Patrząc po recenzjach użytkowników na Steamie i Metacriticu, nie jestem odosobniony. Zresztą samo studio wydało oświadczenie, w którym stwierdza, że bierze się za poprawianie swojej ostatniej produkcji i opóźnia wydanie wersji na konsole Xbox Series X/S. Najwyraźniej „Warhammer 40 000: Darktide” będzie kolejną grą, która stanie się ciekawa rok po premierze.

Największe rozczarowanie 2022
Planety w „Dyson Sphere Program” potrafią być skrajnie różne, ale wszystkie można wykorzystać do swoich potrzeb.

To tyle w kwestii tytułu, który wzbudził moje największe rozczarowanie. Mam coś jeszcze! W moich notatkach z roku 2023 bardzo dużo narzekam na pewien trend, który wydawał mi się obiecujący. Później okazało się, że nic z niego nie wyszło.

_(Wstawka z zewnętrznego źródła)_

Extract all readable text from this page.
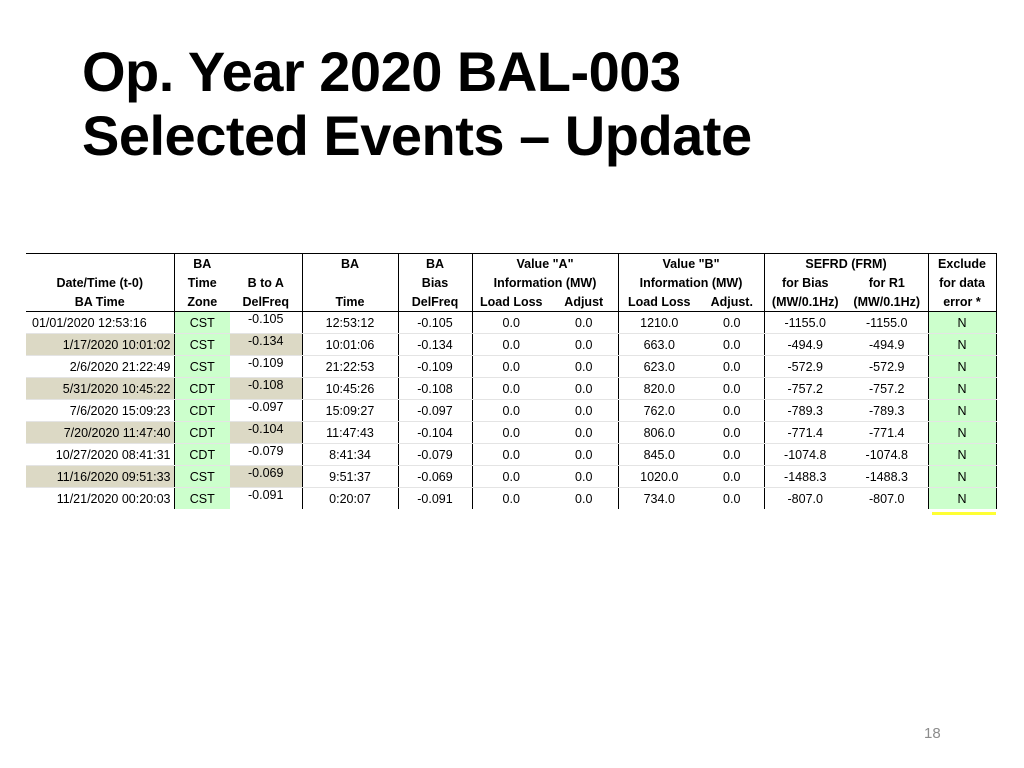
Op. Year 2020 BAL-003
Selected Events – Update
	BA		BA	BA	Value "A"		Value "B"		SEFRD (FRM)		Exclude
Date/Time (t-0)	Time	B to A		Bias	Information (MW)		Information (MW)		for Bias	for R1	for data
BA Time	Zone	DelFreq	Time	DelFreq	Load Loss	Adjust	Load Loss	Adjust.	(MW/0.1Hz)	(MW/0.1Hz)	error *
01/01/2020 12:53:16	CST	-0.105	12:53:12	-0.105	0.0	0.0	1210.0	0.0	-1155.0	-1155.0	N
1/17/2020 10:01:02	CST	-0.134	10:01:06	-0.134	0.0	0.0	663.0	0.0	-494.9	-494.9	N
2/6/2020 21:22:49	CST	-0.109	21:22:53	-0.109	0.0	0.0	623.0	0.0	-572.9	-572.9	N
5/31/2020 10:45:22	CDT	-0.108	10:45:26	-0.108	0.0	0.0	820.0	0.0	-757.2	-757.2	N
7/6/2020 15:09:23	CDT	-0.097	15:09:27	-0.097	0.0	0.0	762.0	0.0	-789.3	-789.3	N
7/20/2020 11:47:40	CDT	-0.104	11:47:43	-0.104	0.0	0.0	806.0	0.0	-771.4	-771.4	N
10/27/2020 08:41:31	CDT	-0.079	8:41:34	-0.079	0.0	0.0	845.0	0.0	-1074.8	-1074.8	N
11/16/2020 09:51:33	CST	-0.069	9:51:37	-0.069	0.0	0.0	1020.0	0.0	-1488.3	-1488.3	N
11/21/2020 00:20:03	CST	-0.091	0:20:07	-0.091	0.0	0.0	734.0	0.0	-807.0	-807.0	N
18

Jest związany z konsolą Nintendo Switch, ale nie dotyczy samej idei tych urządzeń. Steam Deck pokazuje, że tego typu urządzenia są w stanie zdobyć sporą popularność wśród miłośników cyfrowej rozrywki. Bardzo długo grałem, zresztą wciąż do tego tytułu wracam, w „Animal Crossing: New Horizons”. Produkcja ta  w czasie pandemii stała się, pewnie przez przypadek, siłą napędzająca sprzedaż Pstryka. Jednak miała w sobie coś jeszcze, coś, co z perspektywy czasu, zupełnie się nie rozwinęło. Mam na myśli szeroko rozumiane comfort games, czasem nazywane też cozy games. Parę razy pisałem o nich na DailyWeb, ale chyba przestanę, bo widzę, że ten nurt nie potrafi w sensowny sposób się rozbudować. Cała idea tego typu produkcji miała polegać na tym, że oferują spokojną rozgrywkę, zamiast ciągłego utrzymywania odbiorcy w stanie napięcia oraz prowadzenia go od konfliktu, do konfliktu. Właśnie z tego powodu „Animal Crossing: New Horizion” stało się tytułem idealnym na czas pandemii.

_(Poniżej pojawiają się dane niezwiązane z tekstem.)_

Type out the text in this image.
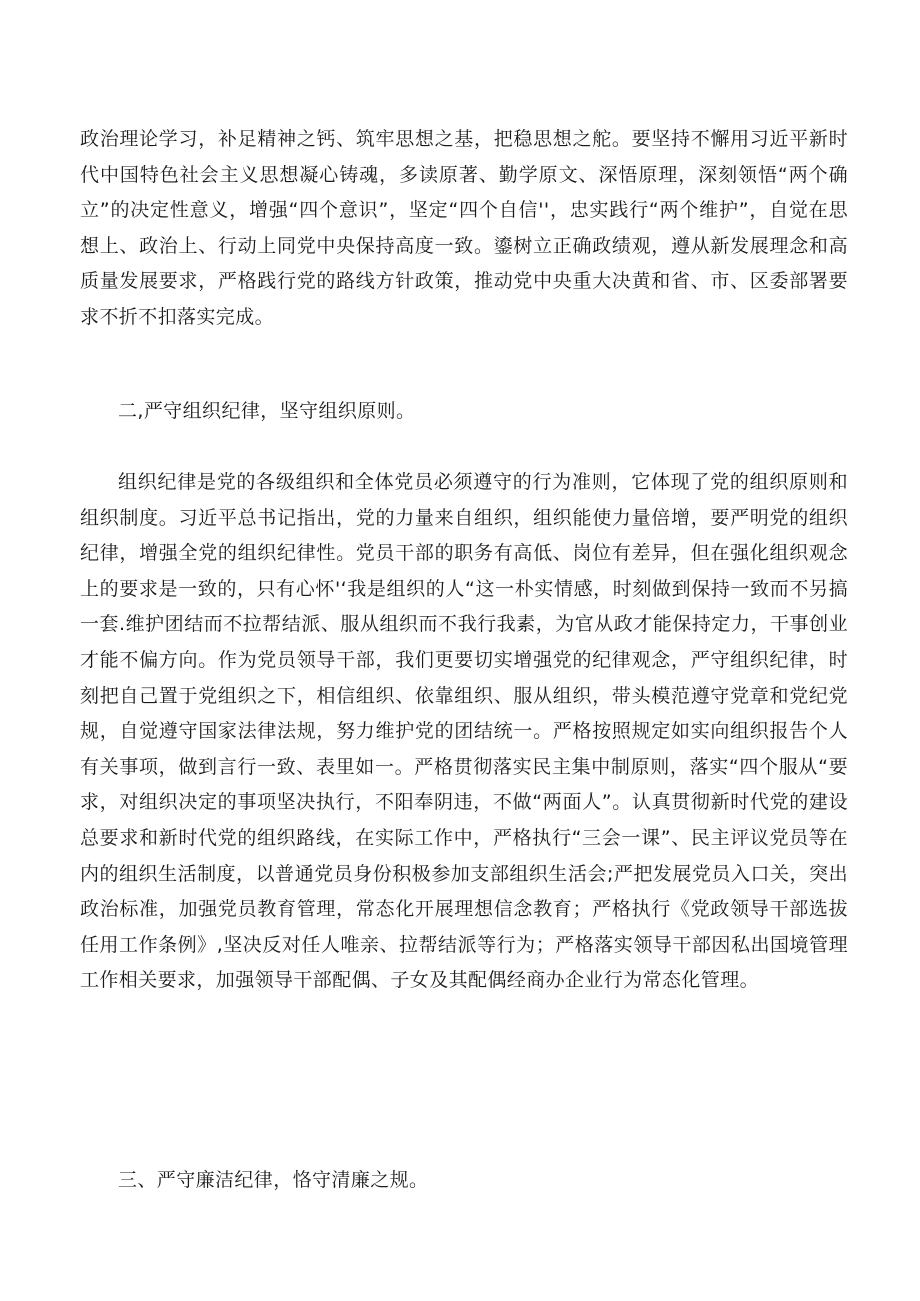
政治理论学习，补足精神之钙、筑牢思想之基，把稳思想之舵。要坚持不懈用习近平新时代中国特色社会主义思想凝心铸魂，多读原著、勤学原文、深悟原理，深刻领悟“两个确立”的决定性意义，增强“四个意识”，坚定“四个自信''，忠实践行“两个维护”，自觉在思想上、政治上、行动上同党中央保持高度一致。鎏树立正确政绩观，遵从新发展理念和高质量发展要求，严格践行党的路线方针政策，推动党中央重大决黄和省、市、区委部署要求不折不扣落实完成。

二,严守组织纪律，坚守组织原则。

组织纪律是党的各级组织和全体党员必须遵守的行为准则，它体现了党的组织原则和组织制度。习近平总书记指出，党的力量来自组织，组织能使力量倍增，要严明党的组织纪律，增强全党的组织纪律性。党员干部的职务有高低、岗位有差异，但在强化组织观念上的要求是一致的，只有心怀'‘我是组织的人“这一朴实情感，时刻做到保持一致而不另搞一套.维护团结而不拉帮结派、服从组织而不我行我素，为官从政才能保持定力，干事创业才能不偏方向。作为党员领导干部，我们更要切实增强党的纪律观念，严守组织纪律，时刻把自己置于党组织之下，相信组织、依靠组织、服从组织，带头模范遵守党章和党纪党规，自觉遵守国家法律法规，努力维护党的团结统一。严格按照规定如实向组织报告个人有关事项，做到言行一致、表里如一。严格贯彻落实民主集中制原则，落实“四个服从“要求，对组织决定的事项坚决执行，不阳奉阴违，不做“两面人”。认真贯彻新时代党的建设总要求和新时代党的组织路线，在实际工作中，严格执行“三会一课”、民主评议党员等在内的组织生活制度，以普通党员身份积极参加支部组织生活会;严把发展党员入口关，突出政治标准，加强党员教育管理，常态化开展理想信念教育；严格执行《党政领导干部选拔任用工作条例》,坚决反对任人唯亲、拉帮结派等行为；严格落实领导干部因私出国境管理工作相关要求，加强领导干部配偶、子女及其配偶经商办企业行为常态化管理。

三、严守廉洁纪律，恪守清廉之规。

Co było później? Szczerze mówiąc, to niewiele. Na pewno warto wymienić takie tytuły jak „Unpacking” lub „Disney Dreamlight Valley”. Oba tytuły są dostępne w ramach Xbox Game Pass, jeśli ktoś ma ochotę spróbować, a uważam, że warto. Jest w tych tytułach coś przyjemnie uspokajającego. Są wręcz idealne, żeby się odstresować po dniu spędzonym w pracy.

Właśnie takie założenie przyświecało wszystkim comfort games. Nie były żadnym odkryciem na rynku, ale świetne przypominały o tym, że cyfrowe światy są w stanie zaproponować coś innego, niż ciągłe nawalanie przeciwnika w tej lub innej formie. Niestety, coś tutaj nie kliknęło, bo wiele tytułów wyraźnie skręcających w kierunku budowania komfortu odbiorcy, pomyliło spokój z nudą. Ba! Mało tego! Zdarzało się, że cała rozgrywka przypominała mi pracę, taką do bólu nużącą i powtarzalną. Jak to ma niby sprawić, że się odprężę? Dobrze zrobiona produkcja utrzymana w nurcie comfort games, powinna dawać coś więcej, niż tylko i wyłącznie podlewanie roślinek. To trochę za mało. Zresztą sądzę, że tutaj mogły zabłysnąć różnego rodzaju symulatory, ale bardziej rozbudowane, niż „PowerWash Simulator”, w którym myje się przedmioty za pomocą myjki ciśnieniowej. Ma to swój urok, jednak mnie się szybko znudziło.

Liczyłem na to, że na rynku pojawi się więcej produkcji, które będą zapraszały do przyjemnego i ciepłego wirtualnego świata. Chciałem, aby były czymś innym, niż te gry, które na co dzień obserwuję w głównym nurcie. Jeszcze nie tracę nadziei, ale dzisiaj już wiem, że trochę się rozczarowałem tym, że comfort games zaczęły tonąć w nudzie.